Department of Veterans Affairs VHA DIRECTIVE 2010-033
Veterans Health Administration
Washington, DC 20420 July 14, 2010
MILITARY SEXUAL TRAUMA (MST)
PROGRAMMING
1. PURPOSE: This Veterans Health Administration (VHA) Directive provides policy for
clinical care, monitoring, staff education, and informational outreach related to military sexual trauma (MST) counseling, care, and services.
2. BACKGROUND
a. Based on Title 38 United States Code (U.S.C.) 1720D, the Department of Veterans Affairs (VA) provides counseling, care, and services to Veterans and certain other Servicemembers who may not have Veteran status, but who experienced sexual trauma while serving on active duty or active duty for training. MST is defined as “psychological trauma, which in the judgment of a mental health professional employed by the Department, resulted from a physical assault of a sexual nature, battery of a sexual nature, or sexual harassment which occurred while the Veteran was serving on active duty or active duty for training.” Sexual harassment is further defined as “repeated, unsolicited verbal or physical contact of a sexual nature, which is threatening in character.” MST-related care must be provided in a setting that is therapeutically appropriate, taking into account the circumstances that resulted in the need for such counseling. Public Law 103-452 removed limits on the duration of this care and specified that it must be available to both male and female survivors of MST. Public Law 108-422 made VA’s authorization to provide this care permanent.

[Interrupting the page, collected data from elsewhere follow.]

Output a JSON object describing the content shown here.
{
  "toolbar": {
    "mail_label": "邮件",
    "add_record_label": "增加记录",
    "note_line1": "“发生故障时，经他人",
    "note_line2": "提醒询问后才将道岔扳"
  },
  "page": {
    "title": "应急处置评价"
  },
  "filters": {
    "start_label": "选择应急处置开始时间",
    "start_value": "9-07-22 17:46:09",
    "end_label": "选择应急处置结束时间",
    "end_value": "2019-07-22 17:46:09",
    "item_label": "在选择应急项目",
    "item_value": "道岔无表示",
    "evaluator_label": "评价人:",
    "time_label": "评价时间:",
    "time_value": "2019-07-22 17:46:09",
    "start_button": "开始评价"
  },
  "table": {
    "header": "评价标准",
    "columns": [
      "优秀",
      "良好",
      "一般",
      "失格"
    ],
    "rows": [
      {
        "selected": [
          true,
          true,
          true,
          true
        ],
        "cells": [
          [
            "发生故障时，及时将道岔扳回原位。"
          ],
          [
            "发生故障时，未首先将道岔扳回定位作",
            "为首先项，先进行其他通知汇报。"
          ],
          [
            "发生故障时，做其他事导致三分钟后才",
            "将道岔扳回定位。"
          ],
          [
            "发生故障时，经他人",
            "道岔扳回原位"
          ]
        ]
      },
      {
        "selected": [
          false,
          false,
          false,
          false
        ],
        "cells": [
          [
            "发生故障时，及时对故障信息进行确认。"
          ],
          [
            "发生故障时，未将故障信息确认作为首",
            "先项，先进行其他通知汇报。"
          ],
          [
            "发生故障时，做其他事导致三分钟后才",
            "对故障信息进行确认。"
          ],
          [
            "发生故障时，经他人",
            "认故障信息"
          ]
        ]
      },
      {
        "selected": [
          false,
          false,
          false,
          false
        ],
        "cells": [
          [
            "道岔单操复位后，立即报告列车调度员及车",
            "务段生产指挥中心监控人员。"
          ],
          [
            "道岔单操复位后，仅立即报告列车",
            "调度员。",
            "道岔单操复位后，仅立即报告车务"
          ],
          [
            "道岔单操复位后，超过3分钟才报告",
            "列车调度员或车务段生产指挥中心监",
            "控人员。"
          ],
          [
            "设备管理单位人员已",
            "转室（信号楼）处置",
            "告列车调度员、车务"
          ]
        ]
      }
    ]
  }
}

b. VA has determined that because VA provides sexual trauma counseling and care pursuant to 38 U.S.C. Section 1720D only for sexual trauma-related disabilities that are incurred in service, there are no requirements for the condition to be adjudicated as service connected. Length of service or income eligibility requirements do not apply in order to receive this benefit. Veterans and eligible individuals who experienced MST while on active duty or active duty for training do not need to have filed a disability claim, be service connected, or provide evidence of the sexual trauma to receive MST-related care. Veterans and eligible individuals who report experiences of MST, but who are deemed ineligible for other VA health care benefits or enrollment, may be provided MST-related care only. This benefit extends to Reservists and members of the National Guard who were activated to full-time duty status in the Armed Forces. Veterans and eligible individuals who received an “other than honorable” discharge may be able to receive free MST-related care with the Veterans Benefits Administration (VBA) Regional Office approval. NOTE: For purposes of this Directive, “eligible individual” means someone without Veteran status who experienced sexual trauma as described in subparagraph 2a while on active duty or active duty for training. Because eligibility accrues as a result of events incurred in service and is not dependent on length of service some individuals may be eligible for MST-related care even if they do not have Veteran status.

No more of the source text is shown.